Note on bitterness: some of this might also have been to do with the tomatillos. This was my first time cooking with them, and I’m not sure I knew what to look for when I picked them out. They’re like green tomatoes, and I don’t know if I got ripe ones. (I’ve also never been a fan of green tomatoes, so that might have also influenced my reaction.) Since I didn’t have a comal to sear them on, I roughly chopped the tomatillos, tomatoes, onion, and garlic and sauteed them with a little vegetable oil until they were mushy and brown/on the verge of seared. This might have also changed the flavor profile. Perhaps roasting in the oven would be better.

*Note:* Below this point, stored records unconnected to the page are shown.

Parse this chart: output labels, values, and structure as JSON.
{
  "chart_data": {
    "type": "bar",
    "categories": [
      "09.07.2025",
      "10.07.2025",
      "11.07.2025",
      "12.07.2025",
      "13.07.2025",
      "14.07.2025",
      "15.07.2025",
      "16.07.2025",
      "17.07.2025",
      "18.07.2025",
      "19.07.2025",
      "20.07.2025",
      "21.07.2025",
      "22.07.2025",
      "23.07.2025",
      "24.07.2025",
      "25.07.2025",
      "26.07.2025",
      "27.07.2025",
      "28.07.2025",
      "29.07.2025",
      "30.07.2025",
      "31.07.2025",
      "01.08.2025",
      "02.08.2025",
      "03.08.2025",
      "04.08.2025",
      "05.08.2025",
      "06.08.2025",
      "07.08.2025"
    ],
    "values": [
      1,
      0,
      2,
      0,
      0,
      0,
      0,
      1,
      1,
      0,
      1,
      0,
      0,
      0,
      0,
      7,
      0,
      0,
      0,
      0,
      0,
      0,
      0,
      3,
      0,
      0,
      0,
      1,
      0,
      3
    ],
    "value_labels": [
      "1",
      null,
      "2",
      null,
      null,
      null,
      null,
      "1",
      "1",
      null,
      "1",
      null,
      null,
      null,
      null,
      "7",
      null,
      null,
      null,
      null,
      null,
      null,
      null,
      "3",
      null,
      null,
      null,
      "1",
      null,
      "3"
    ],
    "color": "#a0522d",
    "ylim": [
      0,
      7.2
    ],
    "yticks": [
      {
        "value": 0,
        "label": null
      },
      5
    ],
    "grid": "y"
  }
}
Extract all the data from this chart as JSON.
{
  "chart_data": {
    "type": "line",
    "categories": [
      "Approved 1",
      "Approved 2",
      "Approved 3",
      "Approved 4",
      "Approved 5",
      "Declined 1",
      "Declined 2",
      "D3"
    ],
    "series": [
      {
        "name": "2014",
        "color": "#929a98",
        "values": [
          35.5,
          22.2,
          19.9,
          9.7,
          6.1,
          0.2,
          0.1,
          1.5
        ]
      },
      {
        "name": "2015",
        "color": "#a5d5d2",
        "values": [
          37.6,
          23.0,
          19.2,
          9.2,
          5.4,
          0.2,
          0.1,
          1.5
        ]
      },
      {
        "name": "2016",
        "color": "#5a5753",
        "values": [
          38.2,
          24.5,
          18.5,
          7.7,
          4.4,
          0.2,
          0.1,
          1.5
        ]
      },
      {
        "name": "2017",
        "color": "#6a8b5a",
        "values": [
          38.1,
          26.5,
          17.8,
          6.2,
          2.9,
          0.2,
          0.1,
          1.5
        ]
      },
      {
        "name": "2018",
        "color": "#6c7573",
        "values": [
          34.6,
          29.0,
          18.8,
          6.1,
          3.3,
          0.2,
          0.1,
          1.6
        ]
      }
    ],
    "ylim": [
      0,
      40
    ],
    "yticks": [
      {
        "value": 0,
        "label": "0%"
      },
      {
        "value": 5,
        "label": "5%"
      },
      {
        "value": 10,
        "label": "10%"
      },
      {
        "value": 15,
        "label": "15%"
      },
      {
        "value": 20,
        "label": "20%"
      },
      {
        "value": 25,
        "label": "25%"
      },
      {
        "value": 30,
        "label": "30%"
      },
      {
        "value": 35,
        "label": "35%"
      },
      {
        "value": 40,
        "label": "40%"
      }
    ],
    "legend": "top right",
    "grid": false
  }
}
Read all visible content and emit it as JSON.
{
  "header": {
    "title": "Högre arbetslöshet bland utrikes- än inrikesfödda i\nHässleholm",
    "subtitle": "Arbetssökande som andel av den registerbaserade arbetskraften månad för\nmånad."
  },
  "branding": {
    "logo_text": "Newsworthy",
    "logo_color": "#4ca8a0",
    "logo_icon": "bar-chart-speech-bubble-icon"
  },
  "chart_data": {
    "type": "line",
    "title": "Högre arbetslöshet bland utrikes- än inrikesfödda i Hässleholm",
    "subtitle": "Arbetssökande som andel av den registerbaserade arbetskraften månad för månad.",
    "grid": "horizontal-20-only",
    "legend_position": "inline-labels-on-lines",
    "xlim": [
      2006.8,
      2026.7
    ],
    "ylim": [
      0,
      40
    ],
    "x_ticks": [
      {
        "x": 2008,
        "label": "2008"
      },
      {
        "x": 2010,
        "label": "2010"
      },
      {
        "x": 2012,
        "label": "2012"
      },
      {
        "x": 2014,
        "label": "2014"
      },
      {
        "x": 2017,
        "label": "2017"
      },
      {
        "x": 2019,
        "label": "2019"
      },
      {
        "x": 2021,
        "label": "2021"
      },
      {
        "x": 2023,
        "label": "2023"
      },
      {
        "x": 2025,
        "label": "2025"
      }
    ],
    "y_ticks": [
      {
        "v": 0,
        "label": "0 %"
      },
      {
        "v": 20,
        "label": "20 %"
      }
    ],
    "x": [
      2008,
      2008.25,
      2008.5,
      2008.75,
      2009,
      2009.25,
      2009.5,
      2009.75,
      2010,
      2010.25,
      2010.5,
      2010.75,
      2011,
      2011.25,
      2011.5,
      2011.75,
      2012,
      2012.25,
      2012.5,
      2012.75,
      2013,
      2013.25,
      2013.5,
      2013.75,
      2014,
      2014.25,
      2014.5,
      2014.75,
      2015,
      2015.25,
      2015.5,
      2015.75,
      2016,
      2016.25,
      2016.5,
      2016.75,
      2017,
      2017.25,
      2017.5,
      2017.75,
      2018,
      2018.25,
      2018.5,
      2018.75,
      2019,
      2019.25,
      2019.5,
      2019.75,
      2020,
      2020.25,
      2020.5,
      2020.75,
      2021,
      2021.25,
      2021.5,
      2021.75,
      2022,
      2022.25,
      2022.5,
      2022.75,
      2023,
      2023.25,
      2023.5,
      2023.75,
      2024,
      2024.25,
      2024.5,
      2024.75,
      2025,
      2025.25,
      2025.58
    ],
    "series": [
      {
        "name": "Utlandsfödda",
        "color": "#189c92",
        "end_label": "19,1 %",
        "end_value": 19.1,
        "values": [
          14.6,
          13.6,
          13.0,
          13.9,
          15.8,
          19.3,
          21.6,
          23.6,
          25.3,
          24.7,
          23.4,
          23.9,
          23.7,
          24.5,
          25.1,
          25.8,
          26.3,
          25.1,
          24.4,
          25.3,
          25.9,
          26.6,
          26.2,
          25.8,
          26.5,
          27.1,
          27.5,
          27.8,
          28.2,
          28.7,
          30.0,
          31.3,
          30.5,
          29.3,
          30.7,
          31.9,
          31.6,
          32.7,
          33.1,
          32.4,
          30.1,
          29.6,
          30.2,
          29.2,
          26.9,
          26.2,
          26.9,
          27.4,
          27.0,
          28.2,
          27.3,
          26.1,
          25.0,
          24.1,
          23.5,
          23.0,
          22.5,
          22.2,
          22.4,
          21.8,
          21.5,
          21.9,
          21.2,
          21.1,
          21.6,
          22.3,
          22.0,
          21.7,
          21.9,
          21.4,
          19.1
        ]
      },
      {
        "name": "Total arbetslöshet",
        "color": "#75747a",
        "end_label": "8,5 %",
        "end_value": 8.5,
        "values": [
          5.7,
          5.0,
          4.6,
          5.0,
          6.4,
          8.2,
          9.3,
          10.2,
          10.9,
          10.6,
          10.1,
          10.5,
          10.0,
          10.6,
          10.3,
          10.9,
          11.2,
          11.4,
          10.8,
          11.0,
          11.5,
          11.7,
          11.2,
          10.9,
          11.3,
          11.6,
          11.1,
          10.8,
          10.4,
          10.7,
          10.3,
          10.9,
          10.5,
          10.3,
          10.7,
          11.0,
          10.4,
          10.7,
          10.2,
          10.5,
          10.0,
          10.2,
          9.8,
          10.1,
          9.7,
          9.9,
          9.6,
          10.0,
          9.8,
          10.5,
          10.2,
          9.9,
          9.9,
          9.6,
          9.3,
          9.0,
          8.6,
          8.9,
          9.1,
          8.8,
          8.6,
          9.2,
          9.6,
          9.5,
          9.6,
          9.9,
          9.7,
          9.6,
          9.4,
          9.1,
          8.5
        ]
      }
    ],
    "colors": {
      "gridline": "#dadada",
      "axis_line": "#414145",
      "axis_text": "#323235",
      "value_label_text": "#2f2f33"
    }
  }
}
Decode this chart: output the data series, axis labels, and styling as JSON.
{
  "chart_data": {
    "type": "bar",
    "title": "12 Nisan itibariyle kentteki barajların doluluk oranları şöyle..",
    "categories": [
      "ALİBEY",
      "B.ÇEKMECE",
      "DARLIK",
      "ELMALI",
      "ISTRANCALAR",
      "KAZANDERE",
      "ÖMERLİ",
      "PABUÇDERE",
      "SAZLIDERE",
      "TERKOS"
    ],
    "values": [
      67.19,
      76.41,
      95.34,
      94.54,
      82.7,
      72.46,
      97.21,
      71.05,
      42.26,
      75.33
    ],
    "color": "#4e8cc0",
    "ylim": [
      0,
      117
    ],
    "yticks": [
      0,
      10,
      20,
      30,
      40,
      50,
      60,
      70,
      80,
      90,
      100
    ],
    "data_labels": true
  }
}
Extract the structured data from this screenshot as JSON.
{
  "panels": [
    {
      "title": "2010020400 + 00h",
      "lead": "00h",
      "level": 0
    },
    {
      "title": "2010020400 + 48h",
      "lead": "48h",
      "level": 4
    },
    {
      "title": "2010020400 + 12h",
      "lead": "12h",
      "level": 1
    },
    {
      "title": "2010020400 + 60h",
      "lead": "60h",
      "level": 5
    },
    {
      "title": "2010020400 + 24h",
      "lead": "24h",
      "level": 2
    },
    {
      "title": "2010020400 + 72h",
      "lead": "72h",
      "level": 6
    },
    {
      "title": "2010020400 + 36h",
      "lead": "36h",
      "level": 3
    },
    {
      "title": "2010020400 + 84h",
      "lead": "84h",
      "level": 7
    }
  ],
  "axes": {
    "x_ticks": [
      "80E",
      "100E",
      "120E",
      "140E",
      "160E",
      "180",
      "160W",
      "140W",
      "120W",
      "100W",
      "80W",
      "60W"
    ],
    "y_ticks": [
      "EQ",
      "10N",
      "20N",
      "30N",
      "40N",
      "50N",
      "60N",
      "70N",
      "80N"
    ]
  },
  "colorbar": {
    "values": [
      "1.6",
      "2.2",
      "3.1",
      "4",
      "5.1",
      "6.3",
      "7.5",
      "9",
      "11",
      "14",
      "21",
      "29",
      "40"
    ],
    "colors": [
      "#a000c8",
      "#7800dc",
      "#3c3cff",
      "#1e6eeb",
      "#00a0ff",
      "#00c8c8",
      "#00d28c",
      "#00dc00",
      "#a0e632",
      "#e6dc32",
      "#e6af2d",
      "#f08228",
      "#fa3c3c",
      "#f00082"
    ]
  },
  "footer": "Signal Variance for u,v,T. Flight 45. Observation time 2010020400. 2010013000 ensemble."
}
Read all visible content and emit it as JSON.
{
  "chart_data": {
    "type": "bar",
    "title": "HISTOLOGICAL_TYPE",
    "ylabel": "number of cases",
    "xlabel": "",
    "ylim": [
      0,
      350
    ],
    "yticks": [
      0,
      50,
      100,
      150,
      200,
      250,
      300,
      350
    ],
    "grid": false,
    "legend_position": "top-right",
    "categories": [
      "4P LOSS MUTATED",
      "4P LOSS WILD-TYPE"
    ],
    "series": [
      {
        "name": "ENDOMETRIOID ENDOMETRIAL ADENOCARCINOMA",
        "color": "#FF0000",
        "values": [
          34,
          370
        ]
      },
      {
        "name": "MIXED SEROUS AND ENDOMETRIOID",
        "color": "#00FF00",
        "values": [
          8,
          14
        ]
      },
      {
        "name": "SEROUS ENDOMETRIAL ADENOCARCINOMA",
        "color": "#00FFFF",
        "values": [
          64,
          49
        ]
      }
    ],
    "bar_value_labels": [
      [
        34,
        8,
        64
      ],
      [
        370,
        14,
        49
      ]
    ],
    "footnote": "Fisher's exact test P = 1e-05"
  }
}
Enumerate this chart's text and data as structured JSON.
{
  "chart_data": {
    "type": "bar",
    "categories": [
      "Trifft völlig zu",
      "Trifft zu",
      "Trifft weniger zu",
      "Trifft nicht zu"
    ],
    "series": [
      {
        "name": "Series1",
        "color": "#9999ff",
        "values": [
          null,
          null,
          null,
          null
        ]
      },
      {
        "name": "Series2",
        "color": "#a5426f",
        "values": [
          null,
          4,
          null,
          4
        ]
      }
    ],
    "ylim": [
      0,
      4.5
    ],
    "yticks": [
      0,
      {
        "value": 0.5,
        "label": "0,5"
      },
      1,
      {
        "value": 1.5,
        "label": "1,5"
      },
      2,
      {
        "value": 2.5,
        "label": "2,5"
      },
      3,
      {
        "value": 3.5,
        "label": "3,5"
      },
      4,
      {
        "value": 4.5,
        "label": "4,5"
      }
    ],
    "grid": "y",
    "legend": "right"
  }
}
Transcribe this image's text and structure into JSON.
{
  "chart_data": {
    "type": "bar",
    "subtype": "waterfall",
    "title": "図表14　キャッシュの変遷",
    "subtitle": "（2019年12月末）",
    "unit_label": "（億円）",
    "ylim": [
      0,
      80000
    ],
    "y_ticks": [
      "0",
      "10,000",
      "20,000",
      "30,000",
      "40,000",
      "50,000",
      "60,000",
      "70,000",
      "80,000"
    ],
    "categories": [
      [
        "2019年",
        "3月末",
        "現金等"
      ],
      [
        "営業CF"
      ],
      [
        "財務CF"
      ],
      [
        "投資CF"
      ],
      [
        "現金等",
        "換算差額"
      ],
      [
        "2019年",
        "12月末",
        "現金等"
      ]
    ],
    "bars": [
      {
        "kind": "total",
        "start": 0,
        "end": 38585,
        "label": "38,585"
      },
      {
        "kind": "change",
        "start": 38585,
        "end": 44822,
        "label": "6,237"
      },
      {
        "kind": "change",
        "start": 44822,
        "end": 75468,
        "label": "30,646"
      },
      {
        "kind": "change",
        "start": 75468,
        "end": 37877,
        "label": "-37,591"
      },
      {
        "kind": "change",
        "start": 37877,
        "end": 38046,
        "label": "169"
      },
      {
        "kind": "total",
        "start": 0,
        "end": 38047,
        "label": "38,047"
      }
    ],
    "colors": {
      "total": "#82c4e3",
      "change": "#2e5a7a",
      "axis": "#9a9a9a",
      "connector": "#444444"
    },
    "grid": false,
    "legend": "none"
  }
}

5 Chilhuacle chilis (can substitute ancho peppers)
3 Mulato chilis
3 Pasilla Mexicano chilis (can substitute ancho peppers)
25 grams pecans
12.5 g. peanuts
12.5 g. almonds
.75 g. sesame seeds
2 pepper seeds
50 g. raisins
4 tomatillos
2 tomatoes
1⁄2 onion
4 garlic cloves
1 tsp. cumin
1 tsp. oregano
1 tsp. thyme
1 tsp. allspice
1 tsp. black pepper
1 tsp. cloves
1 cinnamon stick
60 g. chocolate (try a sweet variety)
1 slice of bread
1 plantain
sugar
2 tortillas, burned black
chicken broth
water
Clean the chilis and remove the seeds. Cut into little pieces. Fry or toast them until they are black and smoky (frying and toasting create different flavor profiles, so this is a matter of choice). Soak in water for 30 minutes.
One ingredient at a time, fry the peanuts, pecans, sesame seeds, pepper seeds, plantain, almonds, and raisins.
Toast the tomatoes, tomatillos, onion, and garlic in a pan on high heat in a deep skillet, or roast in the oven. Add all the ingredients together in a saucepan, then bring to a boil and simmer for 20 minutes, then take off the heat.
Let it cool and then process it in a blender. If you have an immersion/stick blender, you can use it there instead. Bring back to the heat and simmer, tasting for the desired flavor and making adjustments accordingly until you are happy with the flavor/texture.